C’è spesso confusione tra i termini “compostabile” e “biodegradabile” e si è portati a pensare che le due cose si equivalgano. Vediamo insieme cosa significano questi 2 termini e quali sono le differenze.
La biodegradabilità
Il termine biodegradabile indica la proprietà delle sostanze organiche di essere attaccate dai microrganismi per essere frammentate in sostanze più piccole per essere poi riassorbite in natura.
Si tratta di un processo biologico naturale che, a partire da una sostanza organica, la converte in sostanze inorganiche semplici quali acqua e anidride carbonica. È un processo naturale che fa parte del ciclo del carbonio: i vegetali utilizzano l’energia solare per sottrarre anidride carbonica all’atmosfera e produrre, tramite la fotosintesi, le sostanze necessarie alla loro crescita. I microrganismi presenti nell’ambiente si nutrono invece di piante e animali morti, biodegradandoli e rilasciando acqua e anidride carbonica che può così ritornare in atmosfera chiudendo il ciclo. Il processo di biodegradazione è influenzato sia dalla natura chimica delle sostanze da degradare che dall’ambiente in cui il processo avviene. Ambienti caldi e umidi sono infatti più favorevoli alla biodegradazione rispetto ad ambienti più freddi e secchi, in cui tale processo richiederà più tempo. La biodegradazione è quindi parte naturale del ciclo della vita e costituisce solo uno dei requisiti per la compostabilità.
La compostabilità
È la normativa europea UNI EN 13432 intitolata “Requisiti per imballaggi recuperabili mediante compostaggio e biodegradazione” a stabilire quali sono i requisiti di un materiale per poter essere definito compostabile.

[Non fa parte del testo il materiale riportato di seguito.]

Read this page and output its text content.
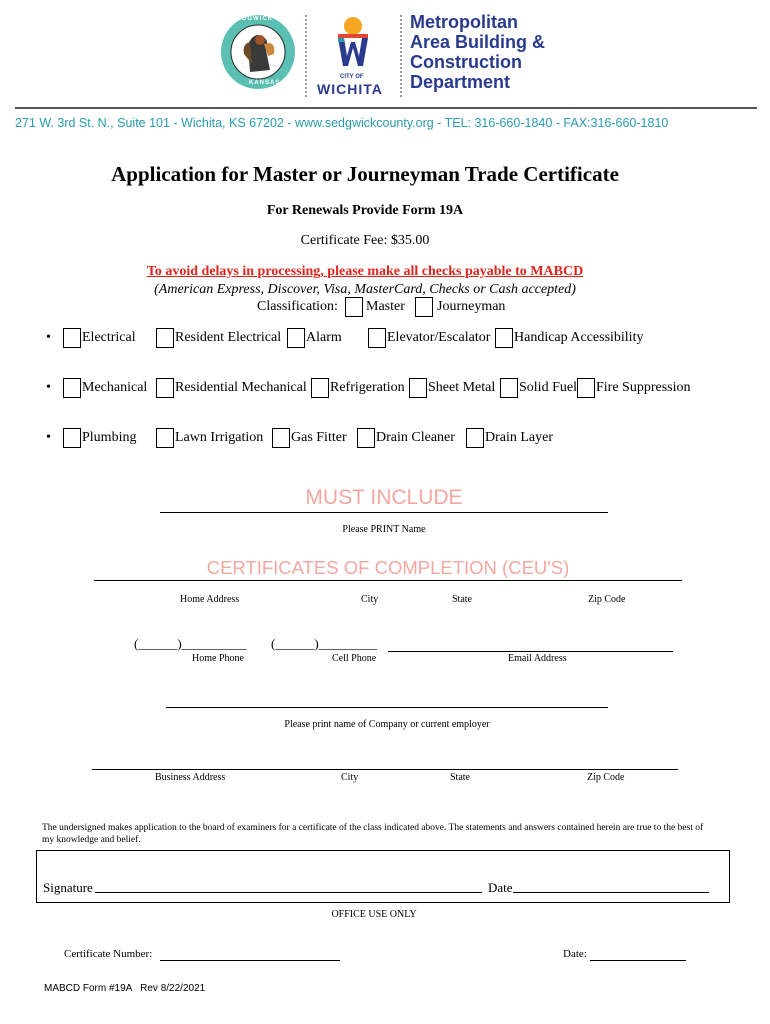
SEDGWICK COUNTY
KANSAS
CITY OF
WICHITA
Metropolitan
Area Building &
Construction
Department
271 W. 3rd St. N., Suite 101 - Wichita, KS 67202 - www.sedgwickcounty.org - TEL: 316-660-1840 - FAX:316-660-1810
Application for Master or Journeyman Trade Certificate
For Renewals Provide Form 19A
Certificate Fee: $35.00
To avoid delays in processing, please make all checks payable to MABCD
(American Express, Discover, Visa, MasterCard, Checks or Cash accepted)
Classification: Master Journeyman
• Electrical	Resident Electrical Alarm	Elevator/Escalator Handicap Accessibility
• Mechanical Residential Mechanical Refrigeration Sheet Metal Solid Fuel Fire Suppression
• Plumbing	Lawn Irrigation Gas Fitter Drain Cleaner Drain Layer
MUST INCLUDE
Please PRINT Name
CERTIFICATES OF COMPLETION (CEU'S)
Home Address	City	State	Zip Code
(______)__________
Home Phone
(______)_________
Cell Phone	Email Address
Please print name of Company or current employer
Business Address	City	State	Zip Code
The undersigned makes application to the board of examiners for a certificate of the class indicated above. The statements and answers contained herein are true to the best of my knowledge and belief.
Signature	Date
OFFICE USE ONLY
Certificate Number:	Date:
MABCD Form #19A   Rev 8/22/2021
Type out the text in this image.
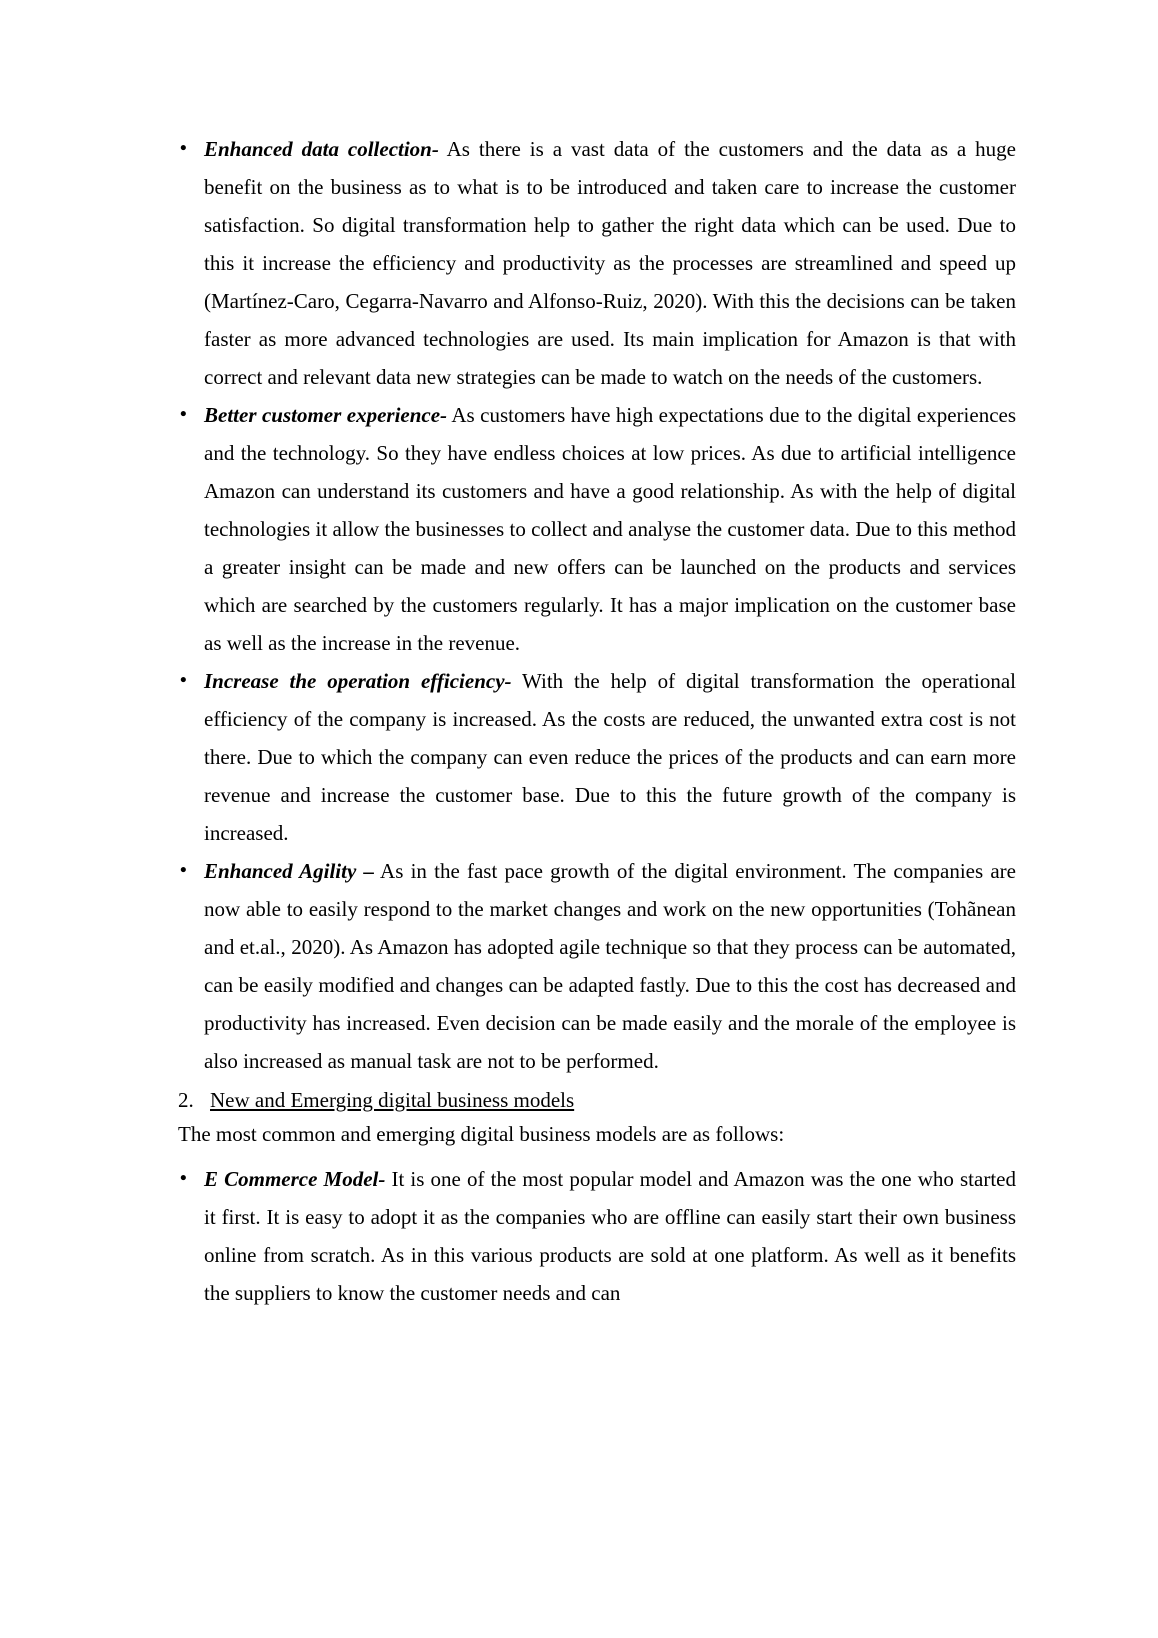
• Enhanced data collection- As there is a vast data of the customers and the data as a huge benefit on the business as to what is to be introduced and taken care to increase the customer satisfaction. So digital transformation help to gather the right data which can be used. Due to this it increase the efficiency and productivity as the processes are streamlined and speed up (Martínez-Caro, Cegarra-Navarro and Alfonso-Ruiz, 2020). With this the decisions can be taken faster as more advanced technologies are used. Its main implication for Amazon is that with correct and relevant data new strategies can be made to watch on the needs of the customers.
• Better customer experience- As customers have high expectations due to the digital experiences and the technology. So they have endless choices at low prices. As due to artificial intelligence Amazon can understand its customers and have a good relationship. As with the help of digital technologies it allow the businesses to collect and analyse the customer data. Due to this method a greater insight can be made and new offers can be launched on the products and services which are searched by the customers regularly. It has a major implication on the customer base as well as the increase in the revenue.
• Increase the operation efficiency- With the help of digital transformation the operational efficiency of the company is increased. As the costs are reduced, the unwanted extra cost is not there. Due to which the company can even reduce the prices of the products and can earn more revenue and increase the customer base. Due to this the future growth of the company is increased.
• Enhanced Agility – As in the fast pace growth of the digital environment. The companies are now able to easily respond to the market changes and work on the new opportunities (Tohãnean and et.al., 2020). As Amazon has adopted agile technique so that they process can be automated, can be easily modified and changes can be adapted fastly. Due to this the cost has decreased and productivity has increased. Even decision can be made easily and the morale of the employee is also increased as manual task are not to be performed.
2. New and Emerging digital business models
The most common and emerging digital business models are as follows:
• E Commerce Model- It is one of the most popular model and Amazon was the one who started it first. It is easy to adopt it as the companies who are offline can easily start their own business online from scratch. As in this various products are sold at one platform. As well as it benefits the suppliers to know the customer needs and can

Sono essenzialmente 4 le caratteristiche che un materiale deve rispettare per poter essere definito compostabile:
- il primo fondamentale requisito è che la sostanza deve biodegradarsi al 90% entro 6 mesi dal suo conferimento
- tale sostanza si deve inoltre disintegrare in modo veloce, in modo compatibile con i tempi del trattamento, in modo che a distanza di 3 mesi non siano più visibili frammenti all’interno del compost
- non deve presentare metalli pesanti
- non devono essere presenti altre sostanze potenzialmente pericolose o che possano andare a compromettere la qualità del compost.
Ognuno di questi requisiti è indispensabile perché un materiale possa essere qualificato come compostabile ma nessuno di essi, se preso singolarmente, è sufficiente a tale qualifica.

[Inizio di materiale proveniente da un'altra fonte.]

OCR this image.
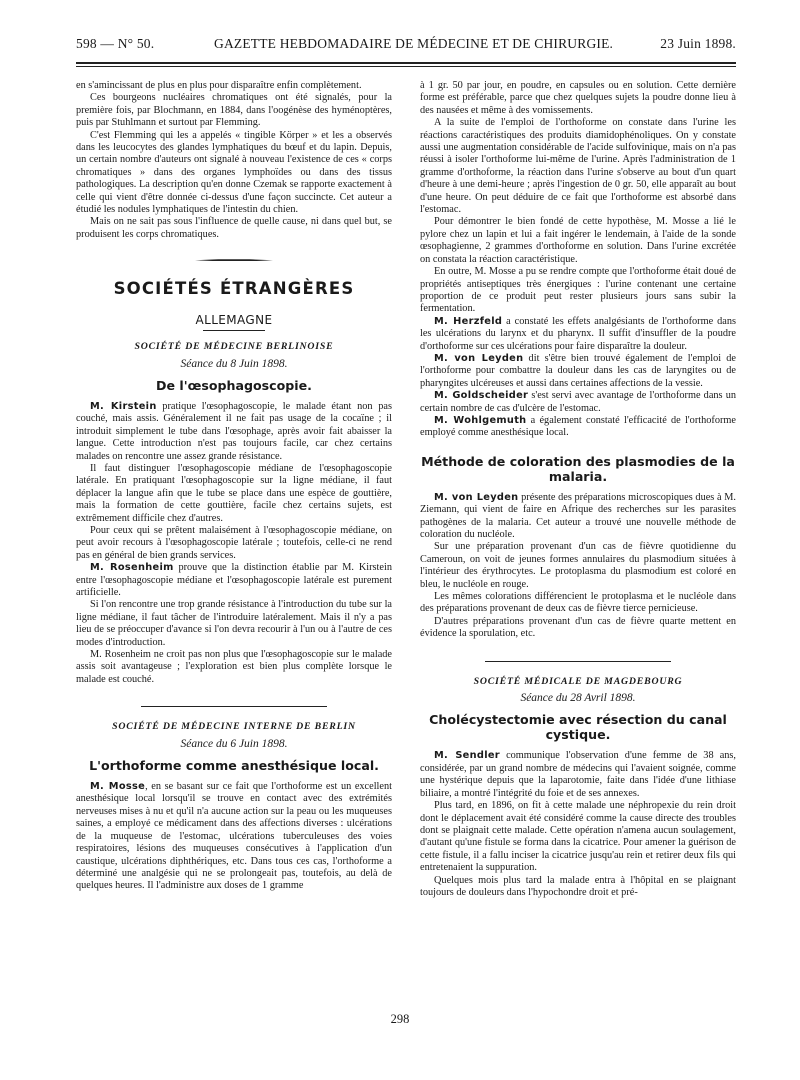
598 — N° 50.	GAZETTE HEBDOMADAIRE DE MÉDECINE ET DE CHIRURGIE.	23 Juin 1898.

en s'amincissant de plus en plus pour disparaître enfin complètement.

Ces bourgeons nucléaires chromatiques ont été signalés, pour la première fois, par Blochmann, en 1884, dans l'oogénèse des hyménoptères, puis par Stuhlmann et surtout par Flemming.

C'est Flemming qui les a appelés « tingible Körper » et les a observés dans les leucocytes des glandes lymphatiques du bœuf et du lapin. Depuis, un certain nombre d'auteurs ont signalé à nouveau l'existence de ces « corps chromatiques » dans des organes lymphoïdes ou dans des tissus pathologiques. La description qu'en donne Czemak se rapporte exactement à celle qui vient d'être donnée ci-dessus d'une façon succincte. Cet auteur a étudié les nodules lymphatiques de l'intestin du chien.

Mais on ne sait pas sous l'influence de quelle cause, ni dans quel but, se produisent les corps chromatiques.

SOCIÉTÉS ÉTRANGÈRES
ALLEMAGNE
SOCIÉTÉ DE MÉDECINE BERLINOISE
Séance du 8 Juin 1898.
De l'œsophagoscopie.

M. Kirstein pratique l'œsophagoscopie, le malade étant non pas couché, mais assis. Généralement il ne fait pas usage de la cocaïne ; il introduit simplement le tube dans l'œsophage, après avoir fait abaisser la langue. Cette introduction n'est pas toujours facile, car chez certains malades on rencontre une assez grande résistance.

Il faut distinguer l'œsophagoscopie médiane de l'œsophagoscopie latérale. En pratiquant l'œsophagoscopie sur la ligne médiane, il faut déplacer la langue afin que le tube se place dans une espèce de gouttière, mais la formation de cette gouttière, facile chez certains sujets, est extrêmement difficile chez d'autres.

Pour ceux qui se prêtent malaisément à l'œsophagoscopie médiane, on peut avoir recours à l'œsophagoscopie latérale ; toutefois, celle-ci ne rend pas en général de bien grands services.

M. Rosenheim prouve que la distinction établie par M. Kirstein entre l'œsophagoscopie médiane et l'œsophagoscopie latérale est purement artificielle.

Si l'on rencontre une trop grande résistance à l'introduction du tube sur la ligne médiane, il faut tâcher de l'introduire latéralement. Mais il n'y a pas lieu de se préoccuper d'avance si l'on devra recourir à l'un ou à l'autre de ces modes d'introduction.

M. Rosenheim ne croit pas non plus que l'œsophagoscopie sur le malade assis soit avantageuse ; l'exploration est bien plus complète lorsque le malade est couché.

SOCIÉTÉ DE MÉDECINE INTERNE DE BERLIN
Séance du 6 Juin 1898.
L'orthoforme comme anesthésique local.

M. Mosse, en se basant sur ce fait que l'orthoforme est un excellent anesthésique local lorsqu'il se trouve en contact avec des extrémités nerveuses mises à nu et qu'il n'a aucune action sur la peau ou les muqueuses saines, a employé ce médicament dans des affections diverses : ulcérations de la muqueuse de l'estomac, ulcérations tuberculeuses des voies respiratoires, lésions des muqueuses consécutives à l'application d'un caustique, ulcérations diphthériques, etc. Dans tous ces cas, l'orthoforme a déterminé une analgésie qui ne se prolongeait pas, toutefois, au delà de quelques heures. Il l'administre aux doses de 1 gramme

à 1 gr. 50 par jour, en poudre, en capsules ou en solution. Cette dernière forme est préférable, parce que chez quelques sujets la poudre donne lieu à des nausées et même à des vomissements.

A la suite de l'emploi de l'orthoforme on constate dans l'urine les réactions caractéristiques des produits diamidophénoliques. On y constate aussi une augmentation considérable de l'acide sulfovinique, mais on n'a pas réussi à isoler l'orthoforme lui-même de l'urine. Après l'administration de 1 gramme d'orthoforme, la réaction dans l'urine s'observe au bout d'un quart d'heure à une demi-heure ; après l'ingestion de 0 gr. 50, elle apparaît au bout d'une heure. On peut déduire de ce fait que l'orthoforme est absorbé dans l'estomac.

Pour démontrer le bien fondé de cette hypothèse, M. Mosse a lié le pylore chez un lapin et lui a fait ingérer le lendemain, à l'aide de la sonde œsophagienne, 2 grammes d'orthoforme en solution. Dans l'urine excrétée on constata la réaction caractéristique.

En outre, M. Mosse a pu se rendre compte que l'orthoforme était doué de propriétés antiseptiques très énergiques : l'urine contenant une certaine proportion de ce produit peut rester plusieurs jours sans subir la fermentation.

M. Herzfeld a constaté les effets analgésiants de l'orthoforme dans les ulcérations du larynx et du pharynx. Il suffit d'insuffler de la poudre d'orthoforme sur ces ulcérations pour faire disparaître la douleur.

M. von Leyden dit s'être bien trouvé également de l'emploi de l'orthoforme pour combattre la douleur dans les cas de laryngites ou de pharyngites ulcéreuses et aussi dans certaines affections de la vessie.

M. Goldscheider s'est servi avec avantage de l'orthoforme dans un certain nombre de cas d'ulcère de l'estomac.

M. Wohlgemuth a également constaté l'efficacité de l'orthoforme employé comme anesthésique local.

Méthode de coloration des plasmodies de la malaria.

M. von Leyden présente des préparations microscopiques dues à M. Ziemann, qui vient de faire en Afrique des recherches sur les parasites pathogènes de la malaria. Cet auteur a trouvé une nouvelle méthode de coloration du nucléole.

Sur une préparation provenant d'un cas de fièvre quotidienne du Cameroun, on voit de jeunes formes annulaires du plasmodium situées à l'intérieur des érythrocytes. Le protoplasma du plasmodium est coloré en bleu, le nucléole en rouge.

Les mêmes colorations différencient le protoplasma et le nucléole dans des préparations provenant de deux cas de fièvre tierce pernicieuse.

D'autres préparations provenant d'un cas de fièvre quarte mettent en évidence la sporulation, etc.

SOCIÉTÉ MÉDICALE DE MAGDEBOURG
Séance du 28 Avril 1898.
Cholécystectomie avec résection du canal cystique.

M. Sendler communique l'observation d'une femme de 38 ans, considérée, par un grand nombre de médecins qui l'avaient soignée, comme une hystérique depuis que la laparotomie, faite dans l'idée d'une lithiase biliaire, a montré l'intégrité du foie et de ses annexes.

Plus tard, en 1896, on fit à cette malade une néphropexie du rein droit dont le déplacement avait été considéré comme la cause directe des troubles dont se plaignait cette malade. Cette opération n'amena aucun soulagement, d'autant qu'une fistule se forma dans la cicatrice. Pour amener la guérison de cette fistule, il a fallu inciser la cicatrice jusqu'au rein et retirer deux fils qui entretenaient la suppuration.

Quelques mois plus tard la malade entra à l'hôpital en se plaignant toujours de douleurs dans l'hypochondre droit et pré-

298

Come riconoscere un materiale compostabile?
Non sempre è facile distinguere dove differenziare un determinato materiale o imballaggio quando lo dobbiamo gettare, bisogna fare bene attenzione alle indicazioni e alle etichette riportate sulle varie confezioni. Nello specifico, i tre organismi che certificano la compostabilità di un particolare rifiuto sono Consorzio Italiano dei compostatori, TÜV Austria e DIN CERTCO; se troviamo il loro logo su un prodotto significa che lo possiamo conferire nella raccolta dei rifiuti organici con gli scarti da cucina.
Il risultato: il compost
Il frutto della decomposizione di questi materiali è il compost, un terriccio ricco di sostanze organiche che si utilizza come fertilizzante. L’utilizzo di questo compost come fertilizzante in agricoltura va a chiudere il ciclo, riportando alla terra quelle sostanze di cui era stata impoverita.

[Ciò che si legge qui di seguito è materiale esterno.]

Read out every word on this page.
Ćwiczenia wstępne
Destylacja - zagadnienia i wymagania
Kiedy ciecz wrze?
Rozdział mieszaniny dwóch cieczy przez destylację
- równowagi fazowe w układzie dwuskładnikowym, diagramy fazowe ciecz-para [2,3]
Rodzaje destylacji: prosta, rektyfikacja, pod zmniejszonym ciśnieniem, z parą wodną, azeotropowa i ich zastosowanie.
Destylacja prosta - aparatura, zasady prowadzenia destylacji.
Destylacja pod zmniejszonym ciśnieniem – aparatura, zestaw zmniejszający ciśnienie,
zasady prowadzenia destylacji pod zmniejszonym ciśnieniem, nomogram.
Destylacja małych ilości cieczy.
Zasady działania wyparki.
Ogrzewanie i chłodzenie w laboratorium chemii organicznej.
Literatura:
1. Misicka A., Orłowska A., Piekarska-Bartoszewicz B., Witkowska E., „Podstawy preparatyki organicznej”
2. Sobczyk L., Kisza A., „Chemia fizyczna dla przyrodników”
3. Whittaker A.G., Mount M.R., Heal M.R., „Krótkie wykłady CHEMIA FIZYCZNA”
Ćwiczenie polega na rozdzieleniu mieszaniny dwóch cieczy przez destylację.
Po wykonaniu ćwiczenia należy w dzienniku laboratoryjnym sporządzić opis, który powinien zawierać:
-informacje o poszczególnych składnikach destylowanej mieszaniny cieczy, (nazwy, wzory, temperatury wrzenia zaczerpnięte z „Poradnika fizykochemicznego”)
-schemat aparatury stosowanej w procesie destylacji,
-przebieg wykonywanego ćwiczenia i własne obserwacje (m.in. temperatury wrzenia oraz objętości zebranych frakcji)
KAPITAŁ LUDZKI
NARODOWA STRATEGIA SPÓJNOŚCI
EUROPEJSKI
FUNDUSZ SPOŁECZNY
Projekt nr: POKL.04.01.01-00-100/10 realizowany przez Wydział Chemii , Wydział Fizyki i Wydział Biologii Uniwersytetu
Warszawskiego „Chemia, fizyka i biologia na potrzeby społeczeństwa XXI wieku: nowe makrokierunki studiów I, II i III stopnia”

In base al tempo di maturazione, si possono distinguere tre tipologie di compost:
- fino al terzo mese di maturazione il compost viene definito fresco in quanto è ancora in fase di trasformazione e non è ancora idoneo ad essere utilizzato come fertilizzante
- tra i 5 e i 6 mesi di maturazione si parla di compost pronto, ha già raggiunto una maggior stabilità e può essere adoperato come fertilizzante in orti e giardini
- tra i 6 e i 12 mesi il compost assume un aspetto scuro e asciutto e diventa ideale per essere utilizzato per piante in vaso o per rinfoltire l’erba dei prati. In questa fase parliamo di compost maturo.
L’utilizzo di materiali compostabili presenta quindi diversi vantaggi, quali quello di ridurre il volume dei rifiuti conferiti nelle discariche ma anche quello di restituire ai suoli sostanze preziose, rendendoli così più fertili e aumentandone la capacità di trattenere l’acqua e, di conseguenza, la resistenza a lunghi periodi di siccità e alla tendenza alla desertificazione. La produzione del compost dai rifiuti organici è un altro bell’esempio di economia circolare.